Infection preventionists will be watching closely as the nation’s Top Court is expected to rule—perhaps within days—whether hospitals can mandate that their workers get the COVID-19 vaccine.
The constitutionality of mandates that most health care workers (HCWs) in the United States be vaccinated against COVID-19 looks like it will be put to the test this week by the US Supreme Court. In what amounts to blazing speed for the nation’s Top Court, the ruling might come down in days, after the justices just heard oral arguments on the matter last Friday.
The legality of HCW vaccine mandates, as well as the mandate that employers with at least 100 employees need to launch vaccine-or-testing requirements for employees today, came before the court on an emergency basis. Instead of reviewing briefs by the litigants, as is usual, the justices heard oral arguments. Justices expressed more skepticism about the employer mandate than they did the mandate concerning HCWs.
However, as Infection Control Today® (ICT®) has reported, the HCW vaccine mandate has faced some stiff opposition in some states. The mandate covers HCWs at facilities that treat patients who have Medicare or Medicaid coverage. The rule, which includes religious and health care exemptions, would affect about 76,000 health care facilities as well as home health care providers.
Infection preventionists (IPs) are often at the forefront of trying to encourage their fellow health care professionals who are vaccine hesitant to get the vaccine. Often, that entails IPs taking on the mountains of misinformation about COVID-19 and vaccines that have risen since the pandemic started in March 2020.
La’Titia Houston, MPH, BSN, RN, MT(AAB), CBSPD, CIC, is the senior infection preventionist at Parkland Health in Dallas, and is also a member of ICT®’s Editorial Advisory Board (EAB).
“If the Supreme Court pauses or shoots down the vaccine mandates for health care professionals, infection preventionists will continue as we have in 2020 and 2021, to remind staff to use the appropriate PPE [personal protective equipment], hand hygiene between each patient, and clean your environment,” Houston says. “This process has prevented many infections in the past, including during this pandemic.”
EAB member Linda Spaulding, RN-BC, CIC, CHEC, CHOP, says that “it’s going to be a sad day if the Supreme Court decides it’s OK for health care workers to care for patients if they have a communicable disease.”
That would break precedent, says Spaulding, since HCWs have never been allowed to work when infected with a communicable disease. “We took an oath to do no harm,” says Spaulding. “In not getting vaccinated there’s a potential that we will be doing harm.”
As it stands, HCWs must now be vaccinated against measles, mumps, rubella, varicella, and chickenpox before they can even go to school to obtain their medical degrees, says Spaulding.
“COVID-19 is no different,” says Spaulding. “If they say HCWs don’t have to be vaccinated, can we now challenge all immunization?”
Over 207 million Americans (62.5% of the population) are fully vaccinated, according to the Centers for Disease Control and Prevention. Over 75 million Americans (36.3%) have gotten booster shots.

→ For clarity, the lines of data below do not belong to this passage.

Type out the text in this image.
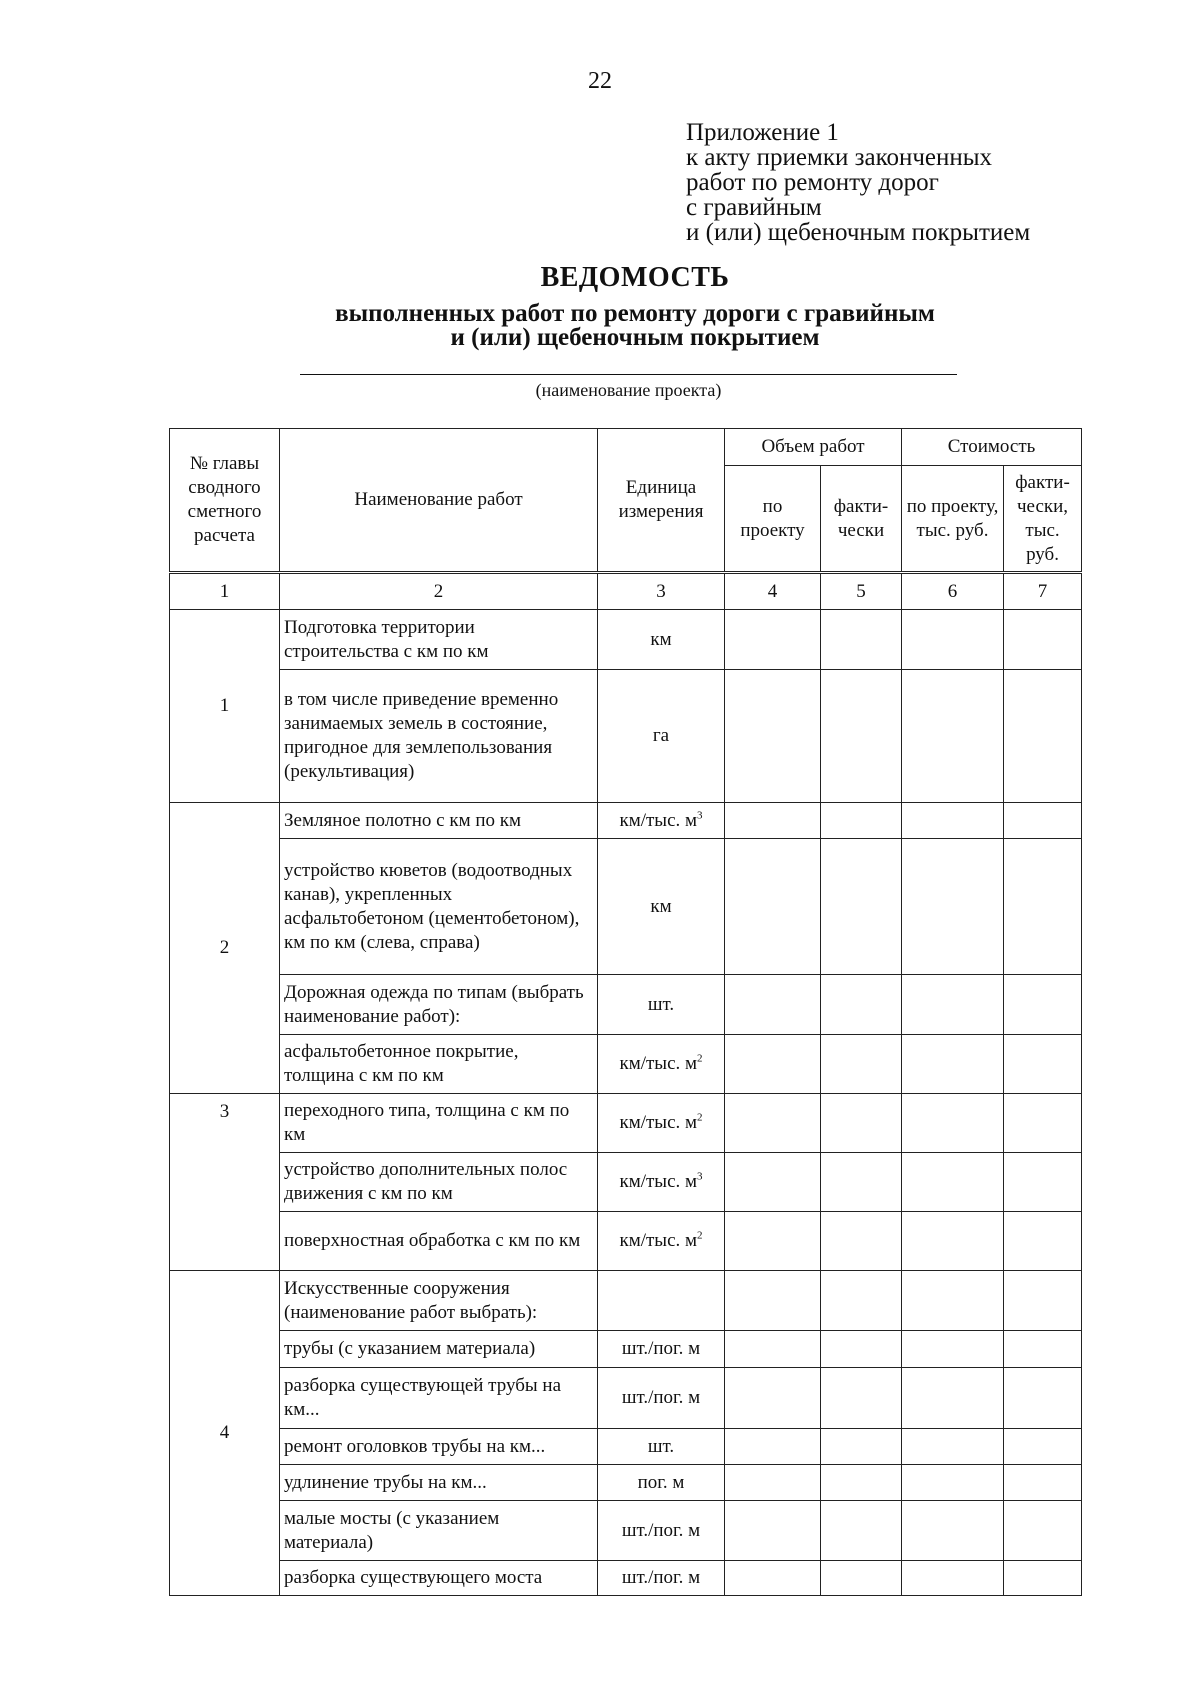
22
Приложение 1
к акту приемки законченных
работ по ремонту дорог
с гравийным
и (или) щебеночным покрытием
ВЕДОМОСТЬ
выполненных работ по ремонту дороги с гравийным
и (или) щебеночным покрытием
(наименование проекта)
№ главы сводного сметного расчета	Наименование работ	Единица измерения	Объем работ		Стоимость	
			по проекту	факти-чески	по проекту, тыс. руб.	факти-чески, тыс. руб.
1	2	3	4	5	6	7
1	Подготовка территории строительства с км по км	км				
	в том числе приведение временно занимаемых земель в состояние, пригодное для землепользования (рекультивация)	га				
2	Земляное полотно с км по км	км/тыс. $м^3$				
	устройство кюветов (водоотводных канав), укрепленных асфальтобетоном (цементобетоном), км по км (слева, справа)	км				
	Дорожная одежда по типам (выбрать наименование работ):	шт.				
	асфальтобетонное покрытие, толщина с км по км	км/тыс. $м^2$				
3	переходного типа, толщина с км по км	км/тыс. $м^2$				
	устройство дополнительных полос движения с км по км	км/тыс. $м^3$				
	поверхностная обработка с км по км	км/тыс. $м^2$				
4	Искусственные сооружения (наименование работ выбрать):					
	трубы (с указанием материала)	шт./пог. м				
	разборка существующей трубы на км...	шт./пог. м				
	ремонт оголовков трубы на км...	шт.				
	удлинение трубы на км...	пог. м				
	малые мосты (с указанием материала)	шт./пог. м				
	разборка существующего моста	шт./пог. м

As the Associated Press reports, Chief Justice John Roberts, and Justices Brett Kavanaugh and Amy Coney Barrett will most likely be the deciding votes, and they have been more receptive to letting states decide on employer vaccine mandates. Ten states have challenged the federal mandate.
About mandates for HCW, the three seemed more receptive. As the AP reports: “Kavanaugh said it was a ‘very unusual situation’ that hospitals and health care organizations affected by the regulation were ‘not here complaining’ about the rule but instead support it. ‘What are we to make of that?’ he asked.”